I bambini nel giorno della prima comunione avvertono il mistero, la loro è una trepida attesa perché sanno che stanno per vivere un evento unico. Eccoli, avanzano silenziosi nei loro abiti immacolati con le mani giunte e sembrano tante piccole candele che vibrano nella luce dell’innocenza.
Questo candore che è disponibilità totale, senza malizia, senza domande, è la dimora perfetta capace di accogliere Dio. Un Dio che entra in ogni creatura sia essa degna o meno, un Dio che si sporca, che si lascia incorporare per poterci amare e trasformare. La casa che i fanciulli hanno preparato nei loro anni di catechesi se dipendesse solo dai fragili mezzi di noi educatori sarebbe fragile e sgangherata ma per fortuna basta un po’ di volontà e di stupore a fare di questo luogo un tempio ricco di gemme.
Eccoli, uno dopo l’altro hanno fatto la loro prima comunione, sono felici mentre tornano tra i banchi e cercano con lo sguardo i genitori. Cosa abbiano sentito, cosa realmente si è agitato nei loro cuori non lo sapremo mai. Il sacerdote dice che il riflesso di questo evento dura in genere una settimana e io mi chiedo perché? Cosa dobbiamo fare affinché quella luce perduri oltre i mesi e gli anni, rinnovandosi.

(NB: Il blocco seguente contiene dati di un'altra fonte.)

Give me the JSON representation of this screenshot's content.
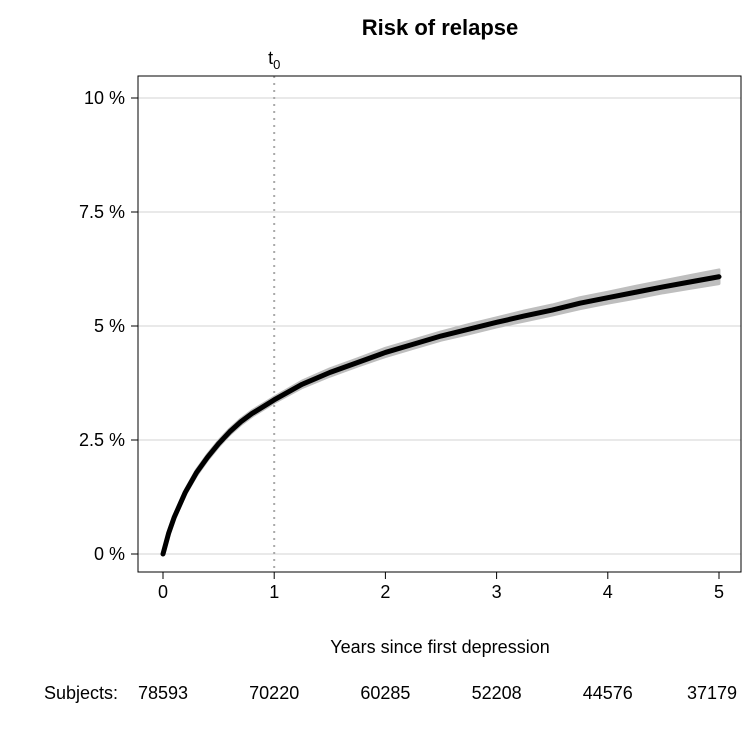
{
  "chart_data": {
    "type": "line",
    "title": "Risk of relapse",
    "xlabel": "Years since first depression",
    "ylabel": "",
    "xlim": [
      0,
      5
    ],
    "ylim": [
      0,
      10
    ],
    "x_ticks": [
      0,
      1,
      2,
      3,
      4,
      5
    ],
    "x_tick_labels": [
      "0",
      "1",
      "2",
      "3",
      "4",
      "5"
    ],
    "y_ticks": [
      0,
      2.5,
      5,
      7.5,
      10
    ],
    "y_tick_labels": [
      "0 %",
      "2.5 %",
      "5 %",
      "7.5 %",
      "10 %"
    ],
    "grid": "horizontal",
    "reference_line": {
      "x": 1,
      "label_base": "t",
      "label_sub": "0",
      "style": "dotted"
    },
    "series": [
      {
        "x": [
          0,
          0.05,
          0.1,
          0.2,
          0.3,
          0.4,
          0.5,
          0.6,
          0.7,
          0.8,
          0.9,
          1.0,
          1.25,
          1.5,
          1.75,
          2.0,
          2.25,
          2.5,
          2.75,
          3.0,
          3.25,
          3.5,
          3.75,
          4.0,
          4.25,
          4.5,
          4.75,
          5.0
        ],
        "values": [
          0,
          0.45,
          0.8,
          1.35,
          1.78,
          2.12,
          2.42,
          2.68,
          2.9,
          3.08,
          3.23,
          3.38,
          3.72,
          3.98,
          4.2,
          4.42,
          4.6,
          4.78,
          4.93,
          5.08,
          5.22,
          5.35,
          5.5,
          5.62,
          5.74,
          5.86,
          5.97,
          6.08
        ],
        "lower": [
          0,
          0.42,
          0.76,
          1.3,
          1.72,
          2.06,
          2.36,
          2.62,
          2.84,
          3.02,
          3.17,
          3.32,
          3.65,
          3.9,
          4.12,
          4.33,
          4.51,
          4.69,
          4.83,
          4.98,
          5.11,
          5.24,
          5.38,
          5.5,
          5.61,
          5.73,
          5.83,
          5.93
        ],
        "upper": [
          0,
          0.48,
          0.84,
          1.4,
          1.84,
          2.18,
          2.48,
          2.74,
          2.96,
          3.14,
          3.29,
          3.44,
          3.79,
          4.06,
          4.28,
          4.51,
          4.69,
          4.87,
          5.03,
          5.18,
          5.33,
          5.46,
          5.62,
          5.74,
          5.87,
          5.99,
          6.11,
          6.23
        ],
        "color": "#000000",
        "band_color": "#bebebe"
      }
    ],
    "risk_table": {
      "label": "Subjects:",
      "values": [
        "78593",
        "70220",
        "60285",
        "52208",
        "44576",
        "37179"
      ]
    }
  }
}
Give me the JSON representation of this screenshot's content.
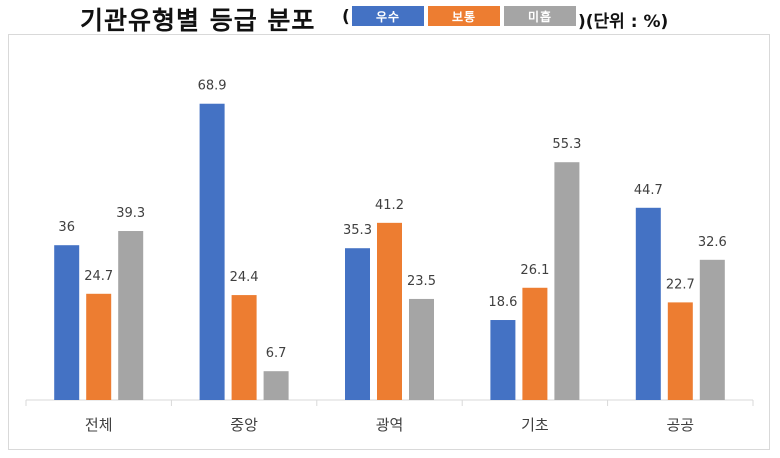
{
  "header": {
    "title": "기관유형별 등급 분포",
    "paren_open": "(",
    "paren_close": ")(단위 : %)"
  },
  "legend": [
    {
      "label": "우수",
      "color": "#4472C4"
    },
    {
      "label": "보통",
      "color": "#ED7D31"
    },
    {
      "label": "미흡",
      "color": "#A5A5A5"
    }
  ],
  "chart_data": {
    "type": "bar",
    "title": "기관유형별 등급 분포",
    "unit_note": "(단위 : %)",
    "categories": [
      "전체",
      "중앙",
      "광역",
      "기초",
      "공공"
    ],
    "series": [
      {
        "name": "우수",
        "color": "#4472C4",
        "values": [
          36,
          68.9,
          35.3,
          18.6,
          44.7
        ],
        "labels": [
          "36",
          "68.9",
          "35.3",
          "18.6",
          "44.7"
        ]
      },
      {
        "name": "보통",
        "color": "#ED7D31",
        "values": [
          24.7,
          24.4,
          41.2,
          26.1,
          22.7
        ],
        "labels": [
          "24.7",
          "24.4",
          "41.2",
          "26.1",
          "22.7"
        ]
      },
      {
        "name": "미흡",
        "color": "#A5A5A5",
        "values": [
          39.3,
          6.7,
          23.5,
          55.3,
          32.6
        ],
        "labels": [
          "39.3",
          "6.7",
          "23.5",
          "55.3",
          "32.6"
        ]
      }
    ],
    "ylim": [
      0,
      75
    ],
    "grid": false,
    "legend_position": "top (inline with title)",
    "data_labels": true
  }
}
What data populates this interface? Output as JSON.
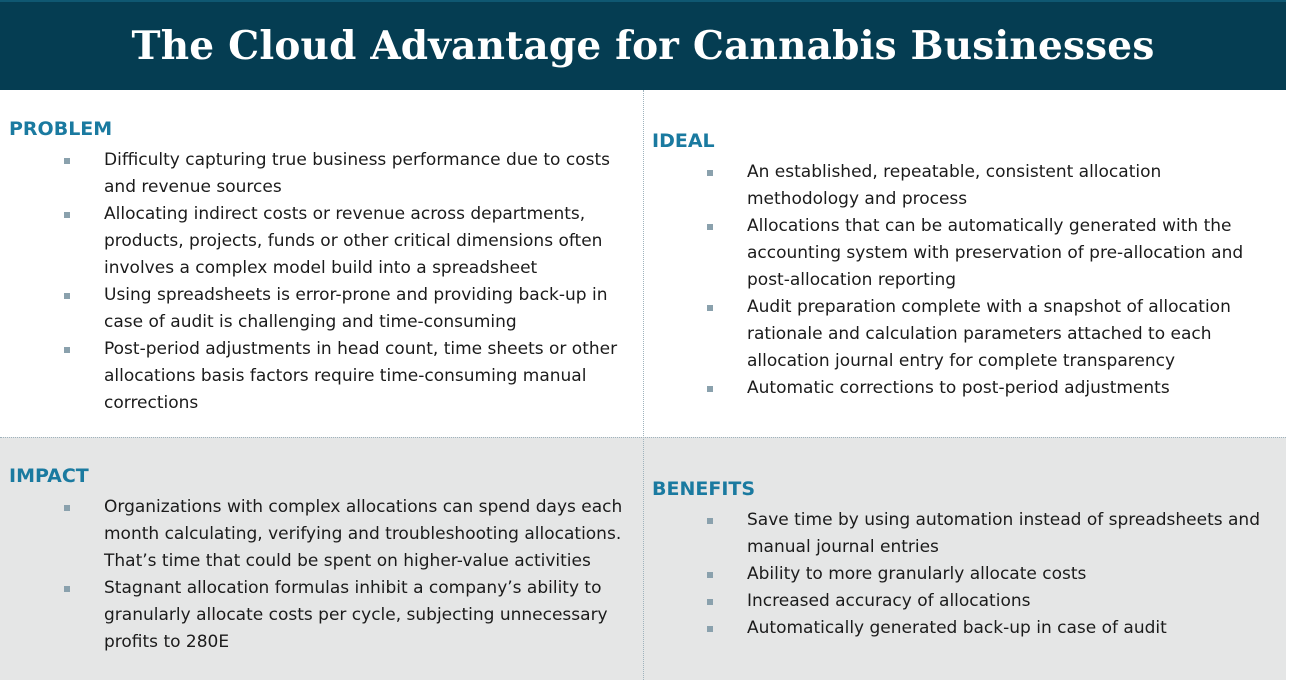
{
  "title": "The Cloud Advantage for Cannabis Businesses",
  "colors": {
    "header_bg": "#053d52",
    "heading": "#1a7aa0",
    "bottom_bg": "#e5e6e6",
    "bullet": "#8aa1ad"
  },
  "problem": {
    "heading": "PROBLEM",
    "items": [
      "Difficulty capturing true business performance due to costs and revenue sources",
      "Allocating indirect costs or revenue across departments, products, projects, funds or other critical dimensions often involves a complex model build into a spreadsheet",
      "Using spreadsheets is error-prone and providing back-up in case of audit is challenging and time-consuming",
      "Post-period adjustments in head count, time sheets or other allocations basis factors require time-consuming manual corrections"
    ]
  },
  "ideal": {
    "heading": "IDEAL",
    "items": [
      "An established, repeatable, consistent allocation methodology and process",
      "Allocations that can be automatically generated with the accounting system with preservation of pre-allocation and post-allocation reporting",
      "Audit preparation complete with a snapshot of allocation rationale and calculation parameters attached to each allocation journal entry for complete transparency",
      "Automatic corrections to post-period adjustments"
    ]
  },
  "impact": {
    "heading": "IMPACT",
    "items": [
      "Organizations with complex allocations can spend days each month calculating, verifying and troubleshooting allocations. That’s time that could be spent on higher-value activities",
      "Stagnant allocation formulas inhibit a company’s ability to granularly allocate costs per cycle, subjecting unnecessary profits to 280E"
    ]
  },
  "benefits": {
    "heading": "BENEFITS",
    "items": [
      "Save time by using automation instead of spreadsheets and manual journal entries",
      "Ability to more granularly allocate costs",
      "Increased accuracy of allocations",
      "Automatically generated back-up in case of audit"
    ]
  }
}
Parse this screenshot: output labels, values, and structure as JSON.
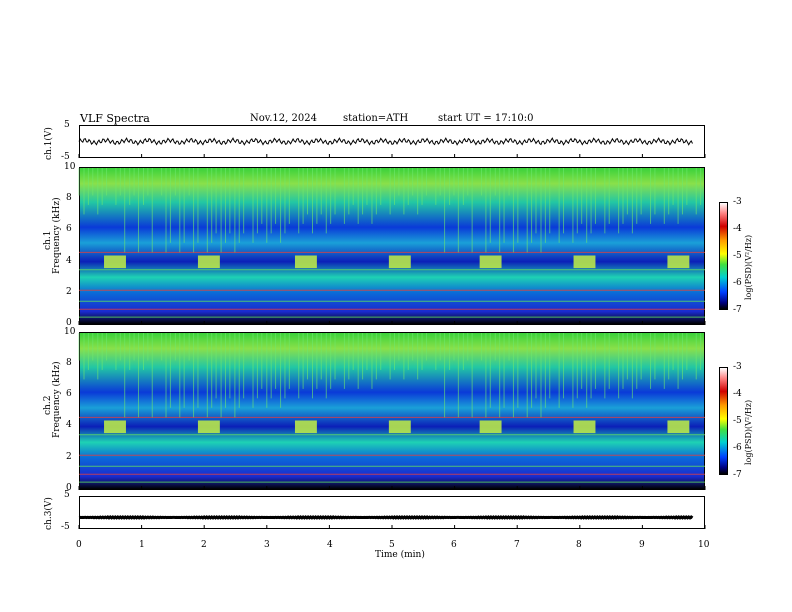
{
  "header": {
    "title": "VLF Spectra",
    "date": "Nov.12, 2024",
    "station": "station=ATH",
    "start": "start UT = 17:10:0"
  },
  "panels": {
    "ch1_wave": {
      "label": "ch.1(V)",
      "ticks": [
        "5",
        "-5"
      ]
    },
    "ch1_spec": {
      "label": "ch.1",
      "sublabel": "Frequency (kHz)",
      "ticks": [
        "10",
        "8",
        "6",
        "4",
        "2",
        "0"
      ]
    },
    "ch2_spec": {
      "label": "ch.2",
      "sublabel": "Frequency (kHz)",
      "ticks": [
        "10",
        "8",
        "6",
        "4",
        "2",
        "0"
      ]
    },
    "ch3_wave": {
      "label": "ch.3(V)",
      "ticks": [
        "5",
        "-5"
      ]
    }
  },
  "colorbar": {
    "label": "log(PSD)(V²/Hz)",
    "ticks": [
      "-3",
      "-4",
      "-5",
      "-6",
      "-7"
    ]
  },
  "colorbars": [
    {
      "label": "log(PSD)(V²/Hz)",
      "ticks": [
        "-3",
        "-4",
        "-5",
        "-6",
        "-7"
      ]
    },
    {
      "label": "log(PSD)(V²/Hz)",
      "ticks": [
        "-3",
        "-4",
        "-5",
        "-6",
        "-7"
      ]
    }
  ],
  "xaxis": {
    "label": "Time (min)",
    "ticks": [
      "0",
      "1",
      "2",
      "3",
      "4",
      "5",
      "6",
      "7",
      "8",
      "9",
      "10"
    ]
  },
  "chart_data": {
    "type": "heatmap",
    "title": "VLF Spectra",
    "xlabel": "Time (min)",
    "xlim": [
      0,
      10
    ],
    "ylim_frequency_khz": [
      0,
      10
    ],
    "ylim_voltage": [
      -5,
      5
    ],
    "colorbar_range": [
      -7,
      -3
    ],
    "series": [
      {
        "name": "ch.1(V)",
        "kind": "waveform",
        "mean_value": 0,
        "color": "#000000"
      },
      {
        "name": "ch.1",
        "kind": "spectrogram",
        "frequency_khz": [
          0,
          10
        ]
      },
      {
        "name": "ch.2",
        "kind": "spectrogram",
        "frequency_khz": [
          0,
          10
        ]
      },
      {
        "name": "ch.3(V)",
        "kind": "waveform",
        "mean_value": -1.5,
        "color": "#000000"
      }
    ],
    "transmitter_blocks": {
      "start_min": [
        0.4,
        1.9,
        3.45,
        4.95,
        6.4,
        7.9,
        9.4
      ],
      "end_min": [
        0.75,
        2.25,
        3.8,
        5.3,
        6.75,
        8.25,
        9.75
      ],
      "frequency_khz": [
        3.6,
        4.4
      ],
      "color": "#b8e84a"
    },
    "band_lines_khz": [
      0.5,
      1.0,
      1.5,
      2.2,
      3.5,
      4.6
    ]
  }
}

Cosa va depositandosi sulla superficie cristallina del cuore di questi fanciulli se, con il tempo, non solo il loro incedere compito sfiorirà, ma persino- per molti di loro- sparirà persino il desiderio di comunicarsi? Cosa accade perché al loro avanzare composti e riverenti verso il sacerdote e verso Dio, con il tempo subentri la fila di comunioni stanche e distratte, con le “mani in tasca”, quasi si trattasse di un gesto meccanico, in cui l’unico protagonista di tutta la celebrazione diventa il singolo fedele? Ho sentito le parole di quei bambini, dalle loro bocche in attesa del sacramento sono fiorite parole di ringraziamento e promesse solenni. Quanti di loro saranno in grado di mantenere la promessa? Eppure, per alcuni giorni quei fanciulli saranno dei santi, perché vivranno della vita stessa di Dio, perché vibreranno della sua parola e del suo corpo donato, perché si sforzeranno di essere migliori. Sì! In questi giorni nelle nostre parrocchie e nelle nostre case, si aggira un esercito di piccoli santi, di fanciulli che credono e vivono, ma soprattutto si attendono il loro sogno non venga tradito. Forse soltanto uno di loro procederà con coerenza la strada intrapresa; ma questo non ci deve scoraggiare. Dio ha scelto la logica dello spreco per incontrare il mondo; l’amore stesso agisce così, investe infinite energia, semina una miriade di semi, ma spesso raccoglie poco. Eppure, per quanto scarsi siano i frutti essi attestano che Dio continua ad operare, che il suo messaggio, se accolto, vince e produce lungo i secoli molto frutto. Perciò diffidiamo dell’impazienza e non scoraggiamoci; piuttosto confidiamo nella “follia” del dono della comunione, perché in quei fanciulli abbiamo visto che la fede, se coltivata, se attesa, se desiderata, brilla nel volto di ogni credente in modo unico almeno una volta nella vita. Questo ho visto negli occhi di quei fanciulli.